The syntax, semantics, and proof theory of the logics are studied.
The basic notions of model theory are introduced (interpretations of sets of clauses, models, and logical entailment).
The part on proof theory studies resolution, substitution, unification, top-down and bottom-up inference, and correctness and completeness of proof procedures. While studying the different logical formalisms we discuss the impact of their expressive power on the computational behaviour of the proof procedures. Also some forms of more advanced reasoning will be studied together with some relevant research aspects (possible candidates are approaches to default reasoning including closed world reasoning and abduction).
The use of the different logics for representing knowledge is illustrated by means of some applications.
Note that this course focusses on the logical formalisms and not on logic programming aspects.
Description of learning activities
This learning activity can take 2 forms depending on the number of students participating in this course. The choice concerning the learning activity has an effect on the kind of evaluation too.

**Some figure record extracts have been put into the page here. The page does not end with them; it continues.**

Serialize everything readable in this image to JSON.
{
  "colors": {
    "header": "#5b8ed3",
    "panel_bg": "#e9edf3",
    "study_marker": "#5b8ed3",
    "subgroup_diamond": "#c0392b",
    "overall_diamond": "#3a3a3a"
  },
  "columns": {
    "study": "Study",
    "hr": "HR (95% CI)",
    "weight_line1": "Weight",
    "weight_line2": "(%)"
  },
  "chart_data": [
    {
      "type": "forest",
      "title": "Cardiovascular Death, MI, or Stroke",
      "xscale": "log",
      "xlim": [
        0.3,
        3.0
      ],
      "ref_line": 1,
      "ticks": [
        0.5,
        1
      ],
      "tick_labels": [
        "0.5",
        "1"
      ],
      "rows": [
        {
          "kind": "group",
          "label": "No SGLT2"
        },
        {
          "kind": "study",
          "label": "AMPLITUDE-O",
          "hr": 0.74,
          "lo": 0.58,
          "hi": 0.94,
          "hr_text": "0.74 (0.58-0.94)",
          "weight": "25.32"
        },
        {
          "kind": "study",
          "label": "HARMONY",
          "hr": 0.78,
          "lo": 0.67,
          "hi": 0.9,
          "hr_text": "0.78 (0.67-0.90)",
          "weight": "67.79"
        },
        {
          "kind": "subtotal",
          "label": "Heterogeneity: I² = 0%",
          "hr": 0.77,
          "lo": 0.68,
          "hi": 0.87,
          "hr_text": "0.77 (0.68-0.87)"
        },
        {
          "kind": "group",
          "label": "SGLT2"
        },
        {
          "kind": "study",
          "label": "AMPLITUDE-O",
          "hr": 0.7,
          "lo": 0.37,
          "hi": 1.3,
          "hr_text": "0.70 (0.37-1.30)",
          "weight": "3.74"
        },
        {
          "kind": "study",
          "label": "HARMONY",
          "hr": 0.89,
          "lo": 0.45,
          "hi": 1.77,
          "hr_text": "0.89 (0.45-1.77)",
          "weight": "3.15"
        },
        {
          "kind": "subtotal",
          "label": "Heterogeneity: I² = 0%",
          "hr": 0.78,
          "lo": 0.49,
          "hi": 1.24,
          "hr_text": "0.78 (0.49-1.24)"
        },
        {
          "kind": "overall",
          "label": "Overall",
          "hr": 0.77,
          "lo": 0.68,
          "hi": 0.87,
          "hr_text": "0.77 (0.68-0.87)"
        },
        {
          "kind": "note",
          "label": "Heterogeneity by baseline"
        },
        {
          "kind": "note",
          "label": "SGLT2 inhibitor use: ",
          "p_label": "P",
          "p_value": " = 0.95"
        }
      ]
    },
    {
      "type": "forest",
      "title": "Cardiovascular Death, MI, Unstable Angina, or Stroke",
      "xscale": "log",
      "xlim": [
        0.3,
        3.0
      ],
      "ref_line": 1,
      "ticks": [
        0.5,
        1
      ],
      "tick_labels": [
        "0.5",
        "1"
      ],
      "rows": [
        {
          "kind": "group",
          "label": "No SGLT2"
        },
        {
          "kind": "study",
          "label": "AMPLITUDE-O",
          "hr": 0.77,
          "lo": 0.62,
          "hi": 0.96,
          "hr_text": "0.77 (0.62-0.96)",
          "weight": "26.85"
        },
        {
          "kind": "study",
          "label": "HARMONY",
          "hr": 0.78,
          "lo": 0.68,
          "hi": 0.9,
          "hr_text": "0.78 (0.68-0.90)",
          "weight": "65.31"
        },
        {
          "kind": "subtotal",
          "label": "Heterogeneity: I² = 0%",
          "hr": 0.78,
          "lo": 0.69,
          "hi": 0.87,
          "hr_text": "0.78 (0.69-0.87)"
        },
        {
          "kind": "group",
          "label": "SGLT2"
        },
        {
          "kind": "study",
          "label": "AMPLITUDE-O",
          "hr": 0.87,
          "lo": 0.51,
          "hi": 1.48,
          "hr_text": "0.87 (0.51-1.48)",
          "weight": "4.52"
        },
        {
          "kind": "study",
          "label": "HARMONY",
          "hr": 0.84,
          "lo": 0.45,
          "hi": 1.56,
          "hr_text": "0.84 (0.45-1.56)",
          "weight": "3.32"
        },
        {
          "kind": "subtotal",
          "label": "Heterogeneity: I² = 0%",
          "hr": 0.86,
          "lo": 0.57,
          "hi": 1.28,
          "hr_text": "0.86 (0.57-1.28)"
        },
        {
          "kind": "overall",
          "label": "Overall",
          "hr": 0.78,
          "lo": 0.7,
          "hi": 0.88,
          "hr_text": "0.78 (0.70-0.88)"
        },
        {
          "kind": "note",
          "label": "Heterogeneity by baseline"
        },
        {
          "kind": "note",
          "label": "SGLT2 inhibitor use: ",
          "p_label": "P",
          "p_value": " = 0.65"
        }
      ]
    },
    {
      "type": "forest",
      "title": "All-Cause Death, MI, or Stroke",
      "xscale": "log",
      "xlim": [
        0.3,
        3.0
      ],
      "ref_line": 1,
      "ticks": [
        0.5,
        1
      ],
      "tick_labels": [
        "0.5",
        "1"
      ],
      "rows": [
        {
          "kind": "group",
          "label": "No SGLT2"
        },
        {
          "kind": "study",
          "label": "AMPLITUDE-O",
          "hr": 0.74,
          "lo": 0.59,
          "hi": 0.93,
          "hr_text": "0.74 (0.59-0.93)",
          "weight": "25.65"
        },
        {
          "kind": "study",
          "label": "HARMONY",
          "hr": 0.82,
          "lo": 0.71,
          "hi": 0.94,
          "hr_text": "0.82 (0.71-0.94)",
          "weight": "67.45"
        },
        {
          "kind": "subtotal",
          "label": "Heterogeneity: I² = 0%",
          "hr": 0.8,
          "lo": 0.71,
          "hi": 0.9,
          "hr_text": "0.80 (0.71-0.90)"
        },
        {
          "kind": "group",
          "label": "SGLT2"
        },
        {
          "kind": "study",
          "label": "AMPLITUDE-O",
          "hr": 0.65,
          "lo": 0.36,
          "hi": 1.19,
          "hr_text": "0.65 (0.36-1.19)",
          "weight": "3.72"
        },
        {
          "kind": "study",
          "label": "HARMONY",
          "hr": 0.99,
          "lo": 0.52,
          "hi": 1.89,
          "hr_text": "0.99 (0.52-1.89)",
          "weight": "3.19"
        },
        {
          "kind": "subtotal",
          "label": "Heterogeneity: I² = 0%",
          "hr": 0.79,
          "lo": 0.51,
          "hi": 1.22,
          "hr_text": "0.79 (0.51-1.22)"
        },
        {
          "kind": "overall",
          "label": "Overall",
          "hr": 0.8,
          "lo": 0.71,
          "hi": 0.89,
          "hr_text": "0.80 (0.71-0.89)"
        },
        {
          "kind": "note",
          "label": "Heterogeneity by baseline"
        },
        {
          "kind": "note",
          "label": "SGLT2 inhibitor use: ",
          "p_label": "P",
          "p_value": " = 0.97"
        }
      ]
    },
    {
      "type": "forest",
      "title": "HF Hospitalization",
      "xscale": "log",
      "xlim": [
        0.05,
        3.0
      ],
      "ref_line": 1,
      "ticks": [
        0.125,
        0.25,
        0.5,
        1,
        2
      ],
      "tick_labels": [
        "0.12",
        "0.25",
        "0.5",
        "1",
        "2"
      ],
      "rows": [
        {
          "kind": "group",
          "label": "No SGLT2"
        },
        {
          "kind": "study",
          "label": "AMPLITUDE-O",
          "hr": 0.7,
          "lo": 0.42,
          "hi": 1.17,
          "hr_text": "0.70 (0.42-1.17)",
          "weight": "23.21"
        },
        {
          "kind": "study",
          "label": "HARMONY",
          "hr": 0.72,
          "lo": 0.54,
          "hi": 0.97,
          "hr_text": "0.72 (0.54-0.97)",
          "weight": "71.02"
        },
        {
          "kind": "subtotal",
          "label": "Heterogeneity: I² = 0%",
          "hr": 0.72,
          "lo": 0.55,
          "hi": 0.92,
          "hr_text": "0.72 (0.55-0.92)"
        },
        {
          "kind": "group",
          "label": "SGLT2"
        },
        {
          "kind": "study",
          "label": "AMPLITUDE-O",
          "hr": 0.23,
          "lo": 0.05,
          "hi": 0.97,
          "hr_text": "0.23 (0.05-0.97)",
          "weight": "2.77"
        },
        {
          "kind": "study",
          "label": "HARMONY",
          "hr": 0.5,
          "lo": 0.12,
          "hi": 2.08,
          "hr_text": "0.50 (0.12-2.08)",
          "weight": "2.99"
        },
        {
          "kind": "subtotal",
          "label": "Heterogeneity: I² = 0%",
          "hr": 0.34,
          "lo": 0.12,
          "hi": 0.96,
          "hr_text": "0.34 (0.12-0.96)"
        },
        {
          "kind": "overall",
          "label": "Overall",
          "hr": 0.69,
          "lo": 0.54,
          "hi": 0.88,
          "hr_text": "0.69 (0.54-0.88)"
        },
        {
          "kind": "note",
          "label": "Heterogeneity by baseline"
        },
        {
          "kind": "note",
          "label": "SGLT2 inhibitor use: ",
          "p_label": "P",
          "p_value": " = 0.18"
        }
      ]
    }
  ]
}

Option 1: the sessions are organised as a reading club. For each session, all the students prepare the material. Every student will be responsible for guiding a part of the sessions (provide a summary and raise discussion points).
Option 2: the lecturer presents the material.
During the first lecture, all students have to be present and decisions are taken.
Each year the lecturer will provide the course material: it will be a selection of relevant chapters of a text book and/or some papers.
The selection will be announced via the home page of the lecturer: http://www.cs.kuleuven.be/~gerda .
If the course is organised as a reading club, the evaluation consists of permanent evaluation (30%) and an assignment (70%). The permanent evaluation is about the activity and creativity of the students during the reading club sessions. The assignment is excercise based. The assignment is given during the semester and has to be handed it before the start of the exams.The assignment is the same for the third examination period.
Otherwise, oral exam with written preparation. Closed book.